🤖 AI Summary
To address storage and transmission bottlenecks posed by massive video data from high-throughput immune cell migration imaging (e.g., the ComplexEye platform), this paper proposes an optical-flow-driven adaptive region-of-interest (ROI) compression framework. Methodologically, it innovatively employs dense optical flow to dynamically track migrating cells and generate high-accuracy ROI masks, which are then integrated with JPEG2000 for region-adaptive, scalable encoding. The framework enables real-time processing (≥30 fps) and achieves a 2.0–2.2× improvement in overall compression ratio while preserving superior reconstruction fidelity in cell regions—evidenced by significantly higher PSNR compared to conventional JPEG2000. Its core contribution lies in the first integration of optical-flow-guided dynamic ROI extraction with scalable video coding, delivering an efficient, high-fidelity, and lightweight solution tailored for biomedical high-throughput imaging.
📝 Abstract
Autonomous migration is essential for the function of immune cells such as neutrophils and plays a pivotal role in diverse diseases.

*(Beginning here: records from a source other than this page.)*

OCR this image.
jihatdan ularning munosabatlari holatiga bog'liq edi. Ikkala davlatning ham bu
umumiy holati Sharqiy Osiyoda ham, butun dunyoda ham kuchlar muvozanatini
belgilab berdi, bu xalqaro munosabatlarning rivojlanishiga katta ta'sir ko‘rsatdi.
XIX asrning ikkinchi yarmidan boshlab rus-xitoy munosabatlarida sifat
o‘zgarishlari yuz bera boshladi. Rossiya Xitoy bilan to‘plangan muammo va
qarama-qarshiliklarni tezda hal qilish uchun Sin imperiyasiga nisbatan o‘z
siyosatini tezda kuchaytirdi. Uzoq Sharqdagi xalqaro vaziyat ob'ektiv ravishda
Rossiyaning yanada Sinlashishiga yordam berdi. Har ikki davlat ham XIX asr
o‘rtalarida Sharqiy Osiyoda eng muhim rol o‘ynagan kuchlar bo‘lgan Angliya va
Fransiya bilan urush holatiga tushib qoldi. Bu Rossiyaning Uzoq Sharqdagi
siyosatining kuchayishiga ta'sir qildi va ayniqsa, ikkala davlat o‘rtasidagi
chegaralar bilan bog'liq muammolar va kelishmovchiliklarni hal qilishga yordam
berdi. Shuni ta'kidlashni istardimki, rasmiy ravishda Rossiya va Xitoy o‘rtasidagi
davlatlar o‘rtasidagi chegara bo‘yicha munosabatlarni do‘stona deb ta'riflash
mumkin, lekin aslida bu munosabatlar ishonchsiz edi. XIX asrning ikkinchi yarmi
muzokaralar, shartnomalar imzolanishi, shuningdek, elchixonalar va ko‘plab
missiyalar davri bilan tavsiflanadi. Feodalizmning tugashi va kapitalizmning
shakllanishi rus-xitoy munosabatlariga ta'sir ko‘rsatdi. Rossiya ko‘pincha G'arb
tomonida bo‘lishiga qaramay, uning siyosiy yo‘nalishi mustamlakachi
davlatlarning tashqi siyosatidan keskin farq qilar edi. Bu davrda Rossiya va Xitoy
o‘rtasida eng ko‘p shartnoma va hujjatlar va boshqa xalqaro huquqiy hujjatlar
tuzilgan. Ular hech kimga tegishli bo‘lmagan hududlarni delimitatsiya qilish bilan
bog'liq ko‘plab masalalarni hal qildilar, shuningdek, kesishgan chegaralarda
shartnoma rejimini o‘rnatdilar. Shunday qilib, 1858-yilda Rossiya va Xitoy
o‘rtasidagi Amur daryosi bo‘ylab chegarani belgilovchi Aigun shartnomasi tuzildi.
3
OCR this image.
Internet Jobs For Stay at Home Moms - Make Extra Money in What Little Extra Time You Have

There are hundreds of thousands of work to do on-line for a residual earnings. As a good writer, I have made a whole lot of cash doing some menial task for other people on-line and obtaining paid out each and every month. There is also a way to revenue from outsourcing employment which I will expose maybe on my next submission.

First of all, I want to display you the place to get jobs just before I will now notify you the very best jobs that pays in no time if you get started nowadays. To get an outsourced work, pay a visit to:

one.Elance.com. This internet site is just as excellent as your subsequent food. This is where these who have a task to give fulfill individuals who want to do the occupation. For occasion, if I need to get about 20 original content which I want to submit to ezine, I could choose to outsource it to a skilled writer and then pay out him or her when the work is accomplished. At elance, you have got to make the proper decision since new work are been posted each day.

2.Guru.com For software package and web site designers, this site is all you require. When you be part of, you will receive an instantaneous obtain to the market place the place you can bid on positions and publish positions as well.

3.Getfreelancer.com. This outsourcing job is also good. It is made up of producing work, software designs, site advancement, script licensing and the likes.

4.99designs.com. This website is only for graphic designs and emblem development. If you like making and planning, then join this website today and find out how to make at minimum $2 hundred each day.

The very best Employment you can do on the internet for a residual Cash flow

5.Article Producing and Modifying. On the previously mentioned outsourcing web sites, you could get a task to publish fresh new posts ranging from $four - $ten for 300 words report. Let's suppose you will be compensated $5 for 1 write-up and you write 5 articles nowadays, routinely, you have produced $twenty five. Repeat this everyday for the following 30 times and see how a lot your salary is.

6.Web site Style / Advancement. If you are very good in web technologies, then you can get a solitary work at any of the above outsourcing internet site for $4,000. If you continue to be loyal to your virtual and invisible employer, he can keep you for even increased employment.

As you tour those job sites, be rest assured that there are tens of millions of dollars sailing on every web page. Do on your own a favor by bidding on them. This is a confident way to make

Recently, we introduced ComplexEye, a multi-lens array microscope comprising 16 independent aberration-corrected glass lenses arranged at the pitch of a 96-well plate, capable of capturing high-resolution movies of migrating cells. This architecture enables high-throughput live-cell video microscopy for migration analysis, supporting routine quantification of autonomous motility with strong potential for clinical translation. However, ComplexEye and similar high-throughput imaging platforms generate data at an exponential rate, imposing substantial burdens on storage and transmission. To address this challenge, we present FlowRoI, a fast optical-flow-based region of interest (RoI) extraction framework designed for high-throughput image compression in immune cell migration studies. FlowRoI estimates optical flow between consecutive frames and derives RoI masks that reliably cover nearly all migrating cells. The raw image and its corresponding RoI mask are then jointly encoded using JPEG2000 to enable RoI-aware compression. FlowRoI operates with high computational efficiency, achieving runtimes comparable to standard JPEG2000 and reaching an average throughput of about 30 frames per second on a modern laptop equipped with an Intel i7-1255U CPU. In terms of image quality, FlowRoI yields higher peak signal-to-noise ratio (PSNR) in cellular regions and achieves 2.0-2.2x higher compression rates at matched PSNR compared to standard JPEG2000.